As for what the servers actually do, aside from allowing players to share the same maps for their cities, and managing imports and exports between them, the servers are there to check that players aren’t cheating or hacking. Here’s where it gets interesting though. These checks don’t happen in real-time, but rather can take a few minutes, and as such couldn’t be directly involved in the game.
“Because of the way Glassbox was designed, simulation data had to go through a different pathway. The game would regularly pass updates to the server, and then the server would stick those messages in a huge queue along with the messages from everyone else playing. The server pulls messages off the queue, farms them out to other servers to be processed and then those servers send you a package of updates back. The amount of time it could take for you to get a server update responding to something you’ve just done in the game could be as long as a few minutes. This is why they disabled Cheetah mode, by the way, to reduce by half the number of updates coming into the queue.”
It would stand to reason that an offline game that came with a single-player simulation of the region system derived from multiplayer would be a bigger challenge to develop, but Rock Paper Shotgun’s source gave reassurance that it was far from impossible.
As for how much of an effort it would be for EA to make a single-player game that just did away with the multiplayer aspects, well, according to the anonymous source it wouldn’t be all that heavy.
“It wouldn’t take very much engineering to give you a limited single-player game without all the nifty region stuff.”
The reason that this is so troublesome, over and above all the actual drama, is that EA has been adamant in their claims of online being necessary, yet people seem to have been debunking that by just switching their internet off and playing the game. It’s a serious issue, and consumers should demand a proper, full explanation for it. While we can’t confirm this source to be true, even though it seems very likely, the statements being made here are not exactly out of this world, and seem very reasonable and believable. As far as I’m concerned, I believe them a lot more than I don’t.

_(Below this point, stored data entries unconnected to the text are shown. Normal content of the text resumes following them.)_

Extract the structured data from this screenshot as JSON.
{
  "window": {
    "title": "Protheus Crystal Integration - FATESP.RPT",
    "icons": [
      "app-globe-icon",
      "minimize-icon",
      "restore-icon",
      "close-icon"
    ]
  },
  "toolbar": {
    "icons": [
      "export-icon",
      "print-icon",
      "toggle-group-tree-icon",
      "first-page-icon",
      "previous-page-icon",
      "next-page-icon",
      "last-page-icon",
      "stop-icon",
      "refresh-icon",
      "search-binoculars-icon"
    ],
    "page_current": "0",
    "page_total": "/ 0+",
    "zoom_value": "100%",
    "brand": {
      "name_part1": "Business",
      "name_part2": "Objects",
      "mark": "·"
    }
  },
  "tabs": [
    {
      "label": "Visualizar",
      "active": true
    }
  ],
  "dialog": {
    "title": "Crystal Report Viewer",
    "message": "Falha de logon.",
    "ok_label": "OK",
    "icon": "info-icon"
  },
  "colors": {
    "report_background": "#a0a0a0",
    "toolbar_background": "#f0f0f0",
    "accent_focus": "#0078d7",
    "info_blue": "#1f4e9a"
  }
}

Even without the evidence, I don’t trust a big corporate machine like EA to have my best interests at heart to begin with. The DRM actually being there proves as much, and the fact that it took a week just to get the game working. We need to show them that this is unacceptable, and unfortunately whether SimCity is a great game or not, it and Maxis have absolutely got to bear the brunt of this just as much as EA because they as the publishers damn well deserve it. So I’m more than happy to add fuel to the fire and watch it burn. I’m more than happy to see people standing up against it.